The essence of IT is to apply technology to solve a business problem. Otherwise, why would the business spend the money? The IT solution might be crazy/stupid/complex but if it works, many business simply adopt it and move on. Now, move that crazy/stupid/complex process to the cloud and surprise, it is very, very expensive. So, yes, the cloud is better, but only for some things. And until legacy applications are rewritten on-premise will exist.

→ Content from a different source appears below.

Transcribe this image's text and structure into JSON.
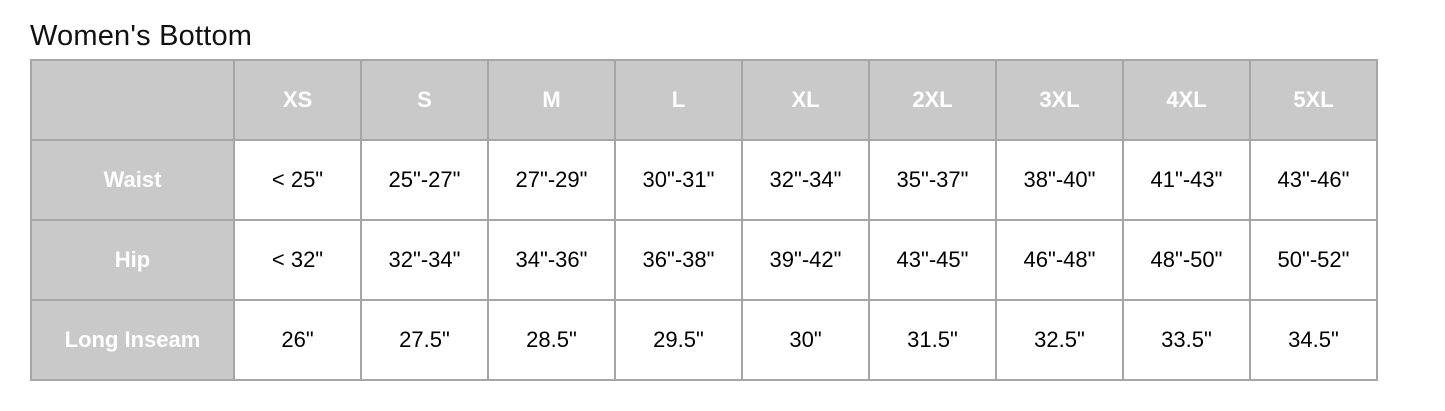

One final insight. The cloud costs more. It has been engineered to be so, both from a profitability standpoint(Amazon is a for profit company) but also because the cloud has decomposed the infrastructure of IT into functional subcomponents, each of which cost money. When I was younger, the challenge for IT was explaining to management, the ROI of new servers, expanded networking, additional technology. We never quite got it right and often had it completely wrong. That was because we lacked the ability to account for/track and manage the actual costs of an on-premise operation. Accounting had one view, operations had another view and management had no idea really, why they were spending millions a year and could not get their business goals accomplished. The cloud changed all of that. You can do almost anything in the cloud, for a price. And I will humbly submit, that the cost of the cloud - minus the aforementioned profitability, is what on-premise organizations should have been spending all along. Anyone reading this and who has spent time in a legacy environment, knows that it is basically a futile exercise of keeping the plates spinning. On-premise failed because it could not get management to understand the value on in-house IT.

As I said, the costs are the same. A gallon of water weighs what it weighs regardless of location. It will be interesting to see, I predict the pendulum will swing back.